Monday, December 26, 2011

Sensitivity vs. Specificity

Sensitivity vs. Specificity
When it comes to medicine, nothing is carved in stone, which is one issue this blog takes with medical dramas in the mainstream media; one test a diagnosis does not always make. In these dramas, a test is ordered, i.e. HIV, the result comes back, and the audience is lead to believe that it is infallible and the storyline continues.
Unfortunately, in the real three dimensional world of flesh and blood, this is not the case. Every diagnostic procedure has its limitations. In the medical laboratory, two terms are used to define them; specificity and sensitivity.
One can ask, aren’t these two of the same thing?
Specificity is the quality or condition of being specific and being specific is sharing or being those properties of something that allow it to be referred to a particular category.
Sensitivity is the quality of being sensitive, sensitive being capable of indicating minute differences.
(Thanks to http://www.merriam-webster.com/dictionary/specific for providing the definitions of these two terms).
So how does this relate to a diagnostic test? Every diagnostic procedure has one of two outcomes; it’s either positive or negative. The question that has to be asked though is it a true positive or a true negative? And on the other side of the coin, is it a false positive or a false negative?
This is always a little earth shattering in medicine when this simple truth is blurted out, sort of like being told that Santa Claus was actually your uncle, and that there’s no Easter Bunny. Unfortunately its reality and it goes back to the observation made in the first paragraph, one test a diagnosis does not always make.
Fortunately specificity and sensitivity help bring some stability to this shaky ground. When any diagnostic procedure is developed, it has to be tested against something referred to as the ‘Gold Standard’, the diagnostic test in use that is as close to being infallible as possible.
Thanks to examples found in other Web articles, the process of how this is done can be briefly explained.

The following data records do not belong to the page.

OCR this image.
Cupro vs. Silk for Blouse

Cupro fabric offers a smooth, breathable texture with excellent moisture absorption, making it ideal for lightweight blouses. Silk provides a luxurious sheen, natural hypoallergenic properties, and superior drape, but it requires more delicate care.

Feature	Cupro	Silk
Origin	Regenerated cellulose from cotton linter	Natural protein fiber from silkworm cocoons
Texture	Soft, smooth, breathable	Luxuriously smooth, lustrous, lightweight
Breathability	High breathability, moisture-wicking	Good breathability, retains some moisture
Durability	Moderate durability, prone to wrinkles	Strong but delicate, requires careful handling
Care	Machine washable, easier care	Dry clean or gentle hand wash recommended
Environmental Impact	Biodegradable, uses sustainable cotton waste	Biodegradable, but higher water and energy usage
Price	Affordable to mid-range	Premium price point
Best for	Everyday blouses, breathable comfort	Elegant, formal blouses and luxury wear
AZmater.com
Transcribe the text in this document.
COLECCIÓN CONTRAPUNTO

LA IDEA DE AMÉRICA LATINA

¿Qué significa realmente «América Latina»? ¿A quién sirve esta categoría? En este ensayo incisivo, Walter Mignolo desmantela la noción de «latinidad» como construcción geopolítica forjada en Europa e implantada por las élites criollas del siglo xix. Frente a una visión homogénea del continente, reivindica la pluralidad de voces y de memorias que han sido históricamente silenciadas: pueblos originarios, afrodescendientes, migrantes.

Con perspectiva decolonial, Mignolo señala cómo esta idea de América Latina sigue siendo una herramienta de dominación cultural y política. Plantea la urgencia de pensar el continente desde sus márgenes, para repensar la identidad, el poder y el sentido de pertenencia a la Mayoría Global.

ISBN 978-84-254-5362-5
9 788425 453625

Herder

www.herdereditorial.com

The article is from http://en.wikipedia.org/wiki/Sensitivity_and_specificity, and the example used is a screening test for colon cancer, fecal occult blood (FOB). Now when screening for colon cancer, endoscopy is the preferred test, the ‘Gold Standard’. However, because it is more expensive and time consuming, it’s not practical or realistic to do it on every patient. Testing for hidden, or occult, blood in stool specimens is an easier screening tool for colon cancer. But how good is it compared to endoscopy?
From the example in this Wikipedia article, when FOB results are compared to endoscopy, there’s some good news and some bad news.
The good news was that as far as predicting whether a patient did not have colon cancer, FOB is quite reliable. True, it’s not 100%, but its rate of 91% can give the patient and physician confidence that there is no colon cancer present. The ability of FOB to show true negatives is high. The ability of a test to confirm true false negative results is its specificity, and FOB has good specificity.
However, the bad news is that when it comes to having true positive results, FOB’s track record isn’t as stellar. Bottom line, if the FOB is positive, a endoscopy would be highly recommended? Why? Because compared to endoscopy, FOB positive results are only truly positive 67% of the time. That means that a positive result can be wrong 33% of the time. That means on average, in every 100 patients with a positive FOB , 33 of them actually don’t have colon cancer, and will need an endoscopy to confirm it. When it comes to screening for colon cancer positives, FOB is not as sensitive as endoscopy.
Sensitivity is how well a test is at determining true positives from false positives. In this example endoscopy is the more sensitive diagnostic procedure as close as possible to but never attaining 100%.
On the other side of the coin, you want that diagnostic procedure to be specific as well. An example of this can be found at http://www.bmj.com/content/308/6943/1552.full. The disease in question being liver disease, the gold standard a liver biopsy examined by a pathologist, and the test evaluated a liver scan interpreted by a radiologist.
The good news was that a liver scan was just as reliable for diagnosing liver disease as a biopsy, catching 90% of true positives. Unfortunately, it wasn’t as good at identifying patients who didn’t have liver disease. It could only accurately report 63% of patients as true negatives. That meant that if 100 patients who had normal livers were given a liver scan, 63 of them would be correctly diagnosed of having normal livers. Good for them, but the other 37 normal patients would be misdiagnosed of having liver disease.
There’s one more observation to further muddy the waters. The specificity and sensitivity of the above tests mentioned are not absolute. One day a FOB may be more sensitive, a liver scan more specific. But no matter what no diagnostic test will have both 100% sensitivity and specificity.